Ей действительно не стоило появляться на глаза всем свои знакомым в ближайшие сутки. Бонни кивнула, решив принять его предложение. О том, что ей делать она подумает завтра. Она подумает завтра о том, как ей снова выжить и научиться смотреть людям в глаза, не боясь при этом прошлого и стараясь не стыдиться его. Сегодня он решила сделать самые банальные вещи — уставиться в телек, выпить пива и провести вечер впустую. В ее возрасте это тоже вполне естественно.

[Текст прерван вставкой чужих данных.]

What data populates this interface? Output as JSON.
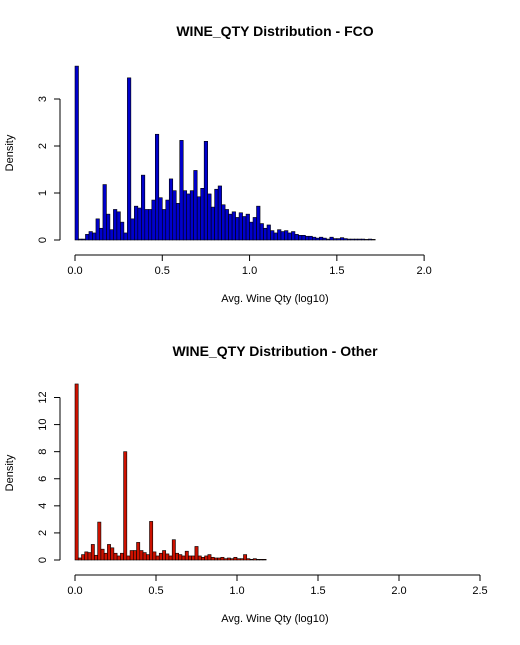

— Можно последний вопрос? — ну да, она в конец охренела и стала позволять себе слишком многое с ним. Ну да, она и так по уши в дерьме и терять последнего соратника сродни сумасбродству. Ну да, это же Бонни Беннет, и плевала она на последствия. В каком-то смысле ей тоже важен результат. — Ты ведь знаешь, кто это сделал, да? — произнесла он. Клаус снова улыбнулся. Еще утром он видел сломанную, избитую, бунтующую суку, а теперь перед ним стояла прежняя Бонни, не имеющая на руках ни козырей, ни оружия, но готовая драться до последней капли крови, даже если перед ней целый взвод.
— Знаешь, как говорится? Не задавай вопросов — не услышишь лжи.
Бонни кивнула, опустила взгляд и отошла к окну. Конечно, Клаус знал, — узнал — кто заладил всю эту байду с публикацией. Он смог обеспечить Энди херовую жизнь, неужели он не узнает, кто обеспечил херовую жизнь его старой знакомой туберкулезной Бонни? Он не стал говорить не потому, что заботился о Бонни (он просто платил по счетам, и тут нет романтики) — он не стал говорить потому, что на сегодня хватит. Хватит неожиданных новостей.
— Спасибо, — произнесла она, из последних слов превозмогая дикое желание броситься ему на шею. Она не влюбилась, нет. Ее просто приласкали, ей понравилось, и ей захотелось еще. Банальный азарт, и никакой тут романтики.